Rising fuel prices mean higher surcharge rates on package and package shipping charges in the run-up to Christmas.
This week, customers will pay an additional 39.5% surcharge to send a domestic package. Last week it was 39% and the previous week 38%.
Canada Post has considered fuel surcharges for nearly 20 years to be “standard industry practice,” due to fluctuating fuel prices and their changing impact on operating costs, the spokesperson said. Canada Post, Phil Rogers, at the Star.
He said the surcharge adjustments are based on the average price of diesel in Canada.
“We apply a fuel surcharge to all parcel services, in addition to the base parcel shipping rate,” Rogers said. “We are directly affected by fuel price fluctuations and strive to ensure that the surcharge reflects current fuel prices and market dynamics.”
A message on the website states that Canada Post “adjusts fuel surcharges weekly, up or down, as fuel prices change. Changes are applied on the first Monday of each week and are reflected on your invoice. »
Weekly updates of new supplements will be posted on the site a few days in advance.
Canada Post says domestic surcharges are based on the average price of diesel as measured by Kalibrate Technologies Ltd., a company that monitors fuel prices in the country.
Domestic services include Priority, Xpresspost, Expedited Parcel and Regular Parcel. The surcharge also applies to packages sent to the United States and worldwide.
For domestic packages, if the price of a liter of diesel is between $1.51 and $1.53, the surcharge will be 20%. If diesel costs between $2.51 and $2.53, the surcharge will reach 45%, Canada Post said.
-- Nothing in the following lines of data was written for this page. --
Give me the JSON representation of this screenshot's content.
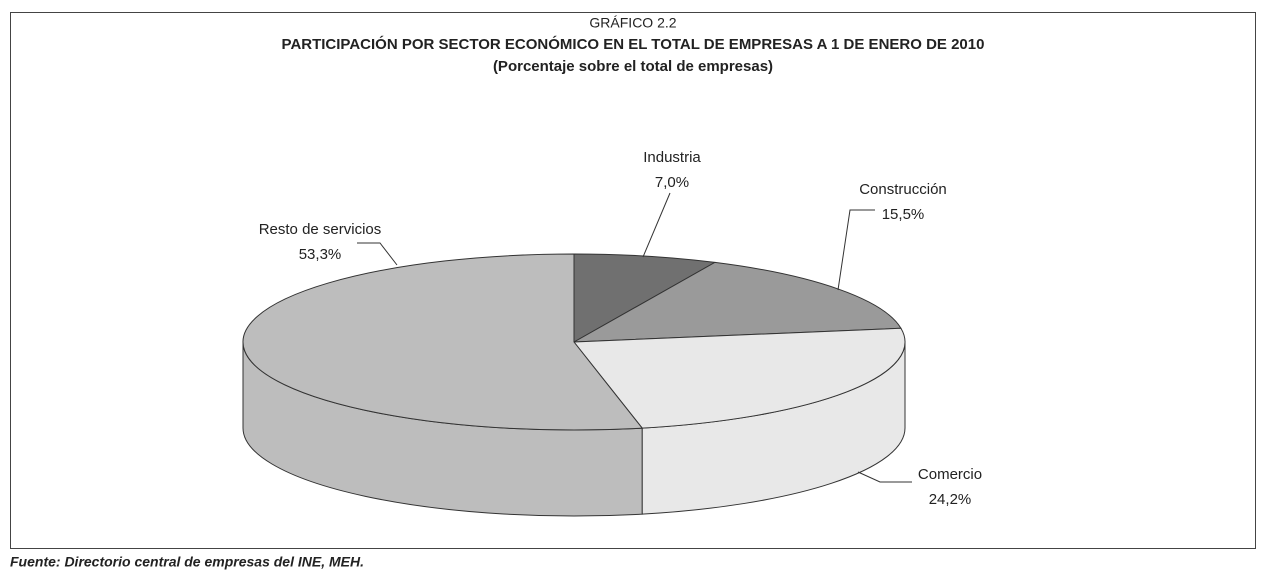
{
  "chart_data": {
    "type": "pie3d",
    "label": "GRÁFICO 2.2",
    "title": "PARTICIPACIÓN POR SECTOR ECONÓMICO EN EL TOTAL DE EMPRESAS A 1 DE ENERO DE 2010",
    "subtitle": "(Porcentaje sobre el total de empresas)",
    "categories": [
      "Industria",
      "Construcción",
      "Comercio",
      "Resto de servicios"
    ],
    "values": [
      7.0,
      15.5,
      24.2,
      53.3
    ],
    "value_labels": [
      "7,0%",
      "15,5%",
      "24,2%",
      "53,3%"
    ],
    "colors": [
      "#707070",
      "#9a9a9a",
      "#e8e8e8",
      "#bdbdbd"
    ],
    "source": "Fuente: Directorio central de empresas del INE, MEH."
  }
}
For US and international shipments, the surcharges are lower, at 11.25% and 23.75%, respectively. Canada Post did not respond to a request for information on why the surcharge is lower for international shipments.
That’s why Genevieve Smith, founder and owner of Gifts of Thrift, a small online retailer of nomadic and vintage fabrics, had to turn more to selling in pop-ups.
Rising shipping costs “was a major factor in my abandoning online sales, which is hurting my bottom line,” she said. “Fuel surcharges prevent us from offering competitive rates to potential customers: as small businesses, we cannot guarantee flat rate shipping as large retailers often can.”
Shippers or retailers are likely to be hit harder by fuel surcharges than individual consumers, who can qualify for free shipping if they buy enough online, said David Macdonald, senior economist at the Canadian Center for Policy Alternatives.
The surcharge “affects shipping costs and how they handle possible higher costs might affect consumers through higher overall prices, but they might also absorb it on the profit side to maintain market share. “, said Macdonald.
The Retail Council of Canada says fuel surcharges are baked into contracts and it’s hard to escape these costs and that increasing minimum free delivery thresholds or adding surcharges directly to consumers ” would be a last resort for many retailers,” said Michelle Wasylyshen, spokesperson for Retail. Council of Canada.
“Instead, they work hard to find savings elsewhere and may even look to other delivery options from smaller, local or regional delivery providers. If available, free in-store pickup is a great option for customers,” she adds. “Retail is one of the most competitive industries in Canada.
The question is complex. It’s not a simple situation, said Kenneth Wong, a marketing professor at Queen’s University.
People see Canada Post as a government service and expect the government to absorb the extra costs, Wong said.
The reality is that Canada Post is a crown corporation, and if it absorbs higher prices, “you and I pay the price through higher taxes,” he said.